Rade Šerbedžija, Milcho Manchevski, Lazar Ristovski, Ediz Hun ve Igor Galo’nun yer aldığı Balkan Panorama Film Festivali’nin Danışma Kurulu üyeliğine, Macaristan’a ilk Oscar’ı kazandıran, dünyaca ünlü yönetmen ve senarist István Szabó seçildi. Festivalin kurucusu ve direktörü Sali Saliji – Sallini, “Büyük bir onur ve festival için son derece gurur verici… Festivalin geleceği için ise çok önemli bir gelişme” olarak nitelendirdi.
István Szabó, 1938’de Budapeşte’de doğdu. 1956’da Budapeşte Tiyatro ve Sinema Akademisi’nde öğrenime başladı ve 1961’de film yönetmenliği diplomasını aldı. Diploma çalışması olan ilk kısa filmi dünyanın çeşitli ülkelerinde gösterildi. İlk dönemlerinde Szabo kendi deneyimini sanatsal görüntülere aktarmayı seçti. Çevresinde olup biten her şeyi algıladı; gözlemler yaparak çağdaş insanın gerçeğini, bakış açısını, çabalarını ve isteklerini anlamaya çalıştı. Kariyerlerinin başlangıcındaki genç mühendisler, ergenliğin eşiğindeki bir genç adamın kişisel hedefleri, iki insanın Macar tarihinin çeyrek asrı boyunca değişen ilişkileri, eski bir apartmanda birlikte yaşayan insanların düş ve anıları, çağdaşlarıyla alegorik bir benzerlik taşıyan sıradan bir kent tramvayının “öyküsü”, savaş atmosferi içinde tümüyle farklı bir çiftin aşk ve uyumsuzlukları, yeni yeni boy göstermeye başlayan Alman faşizminin önce yeteneklerini ortaya koymasına izin verip sonra da baskı altına aldığı genç bir aktörün karakter irdelemesi gibi temaları işledi.

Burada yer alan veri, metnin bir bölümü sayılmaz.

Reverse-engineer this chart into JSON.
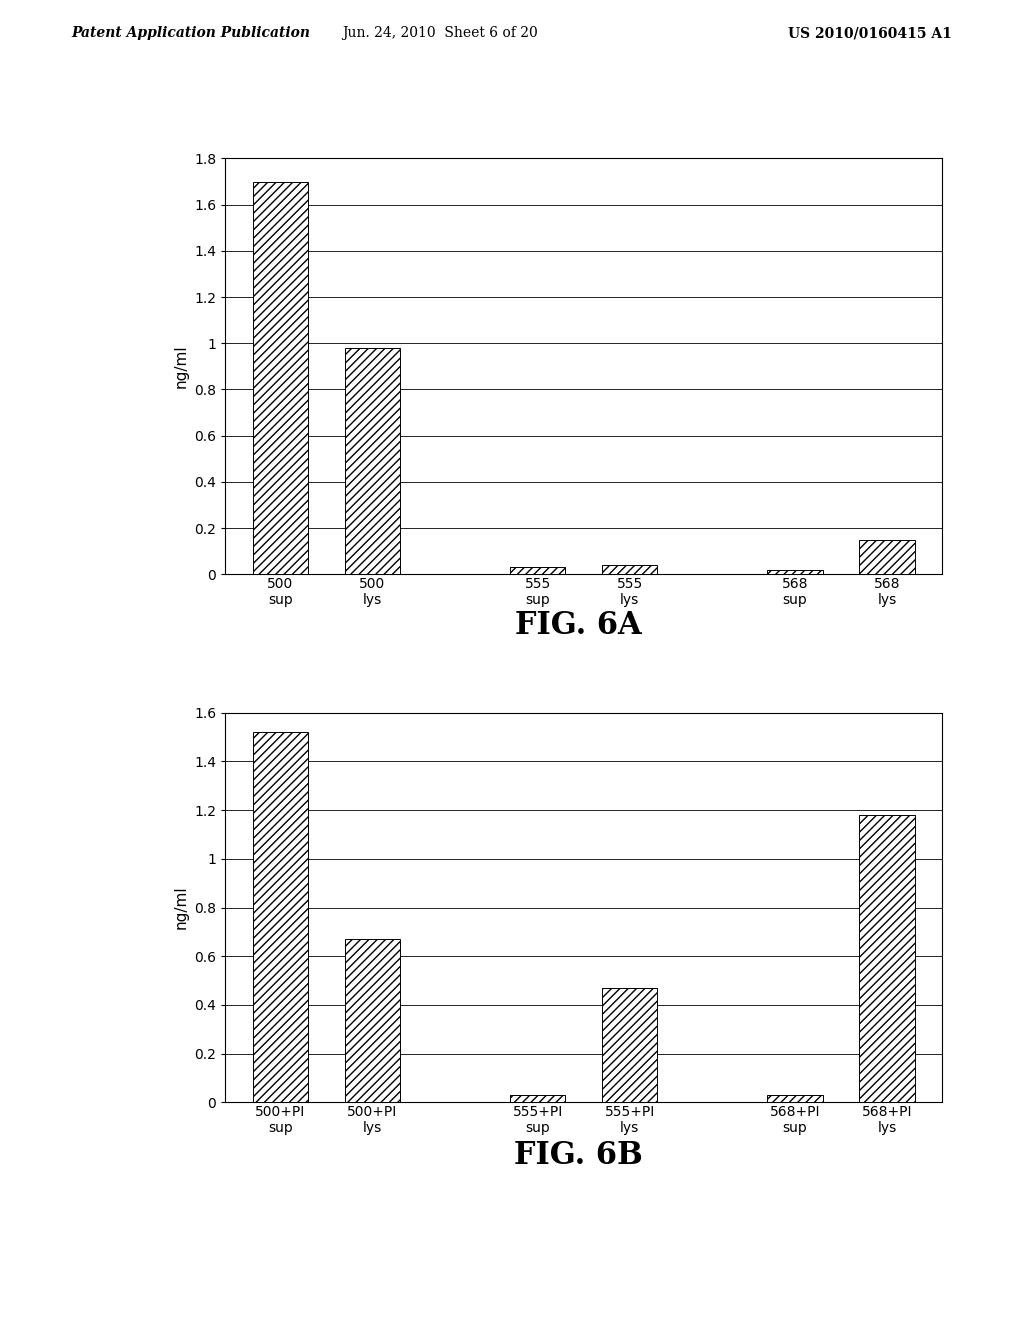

Tüm bu filmler tarihsel gerçeği sorgulayan bir iç hesaplaşma ile doğrudan ilişkilidir.
Szabó’nun filmlerindeki görüntüler, şiirsellik, düş gibi kavramlar, basit halkın küçük dram, huzursuzluk, başarı, aşk, zevk, gerilim ve çoşkuları, ve Macaristan’ın savaş sonrası acılarının ayrıntılı anlatımını içermektedir. Istvan Szabo, konu ve senaryonun en az yönetim kadar önemli olduğu kendine özgü “auteur” filmleri gerçekleştirdi. Filmlerinin kahramanları salt insanlar değil, aynı zamanda kentler, yollar, evler ve parklardır. Bir de yönetmenin yaşadığı kent ve insanların kaderlerinin kesiştiği nokta olan Budapeşte. Szabó’nun yaratıcı gözünde kentler uyanır, yükselir, savaşın acılarıyla yaralanır ve kahramanlarıyla yaşarlar.
1981 yılında çektiği Mephisto diğer ödüllerin yanı sıra, Cannes Film Festivali’nde En İyi Senaryo ve Oscar ödülünü kazandı. 1996 yılında çektiği ‘The Hundred Years of Cinema’ adlı belgesel filmyle ise Pulitzer ödülünü de kazandı. Sinematogarfisinde yaklaşık 50 ödülü ve 20’yi aşkın ödül adaylığı bulunan yönetmen küşküsüz ki Avrupa’nın yaşayan en önemli yönetmenleri arasında yer almaktadır. Oscar ödülünü kazanan Mephisto adlı filmi ise sinema tarihinin başyapıtları arasında yer almaktadır.